The event, which honored four teams of young creatives selected to represent the US in the 2010 Cannes International Advertising Festival Young Lions Competition held this summer in France, featured large, freestanding decorative panels designed to show off each team’s creative work.

The panels—some printed two-sided—would feature graphic samples of the competitors’ work and accompanying, descriptive verbiage. Early on, it was decided that the panels would be composed of a variety of different rigid materials: from 3mm white and frosted acrylic and 3mm Sintra Black to 3mm brushed/stainless DiBond and even ¼-inch Zebrawood veneer.

Production: The variety of substrates also opened up the use of white ink, which Anro has resident on its HP Scitex FB6100 UV printer.

In fact, among the biggest challenges of the job, says Todd Knipe, Anro’s IT project manager, was determining how the images would appear on the variety of substrates—and, in particular, how the white ink would act as a base layer to the 6-color (CMYKcm) overprint. “We would print a test on a sample substrate and then make any adjustments necessary,” he says. “Sometimes we would need to knock our specific areas of the artwork in order to get the opacity and quality we were looking for.”

With artwork supplied by BBDO, Anro made adjustments to optimize the use of white ink, then using its Caldera GrandRIP+, prepared the files for output to the Scitex FB6100.

“The white ink and the FB6100 allowed us to lay down two or more passes of white ink to cover the substrate in areas where the designers did not want the surface visible,” says Knipe. “We essentially created an opaque white smooth surface to then go back and print 6-color on top of that. This created a unique design effect.”

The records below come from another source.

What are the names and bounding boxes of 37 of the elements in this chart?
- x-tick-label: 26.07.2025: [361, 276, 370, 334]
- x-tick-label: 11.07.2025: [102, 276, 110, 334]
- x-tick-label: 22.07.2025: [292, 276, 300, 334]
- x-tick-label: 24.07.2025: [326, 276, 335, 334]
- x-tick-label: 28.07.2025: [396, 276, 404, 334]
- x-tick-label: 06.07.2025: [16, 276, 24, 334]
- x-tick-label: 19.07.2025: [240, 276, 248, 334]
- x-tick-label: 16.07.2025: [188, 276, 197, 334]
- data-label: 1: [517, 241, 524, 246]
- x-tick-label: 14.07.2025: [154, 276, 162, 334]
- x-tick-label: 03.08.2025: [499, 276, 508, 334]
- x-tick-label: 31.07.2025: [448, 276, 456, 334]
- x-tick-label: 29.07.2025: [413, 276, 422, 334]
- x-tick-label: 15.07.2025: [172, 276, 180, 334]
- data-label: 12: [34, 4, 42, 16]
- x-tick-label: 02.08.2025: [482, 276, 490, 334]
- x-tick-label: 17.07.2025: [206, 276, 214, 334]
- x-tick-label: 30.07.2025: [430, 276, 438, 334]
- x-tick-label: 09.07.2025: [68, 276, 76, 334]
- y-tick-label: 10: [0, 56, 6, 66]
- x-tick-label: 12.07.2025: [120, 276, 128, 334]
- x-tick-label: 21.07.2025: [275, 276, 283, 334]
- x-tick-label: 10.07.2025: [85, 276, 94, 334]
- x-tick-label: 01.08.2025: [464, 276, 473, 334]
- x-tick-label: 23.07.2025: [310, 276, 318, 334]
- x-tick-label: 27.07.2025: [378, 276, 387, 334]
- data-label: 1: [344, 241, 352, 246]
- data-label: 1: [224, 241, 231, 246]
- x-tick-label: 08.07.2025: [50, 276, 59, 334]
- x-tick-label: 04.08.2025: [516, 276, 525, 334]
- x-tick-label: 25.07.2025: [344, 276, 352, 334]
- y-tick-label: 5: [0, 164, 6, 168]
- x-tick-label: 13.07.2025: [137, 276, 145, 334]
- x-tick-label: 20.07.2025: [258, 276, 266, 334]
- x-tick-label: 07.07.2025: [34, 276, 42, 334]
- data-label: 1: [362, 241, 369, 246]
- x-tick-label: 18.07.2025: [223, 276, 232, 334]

And, he says, because the project managers as well as BBDO designers were onsite during output, “Our proofing requirements were actually press checks. We would test on a sample piece of material, make any adjustments that were necessary, and then went [right] into production.” Adjustments were also made during the print run if necessary. Final output was with HP FB200 UV inks at a resolution of 432 x 400 dpi, and a speed of about 118 square feet/hour.

In the end, says Knipe, “Everything looked great. The options of printable substrates are almost endless and it was exiting to see this project bring that to a reality.”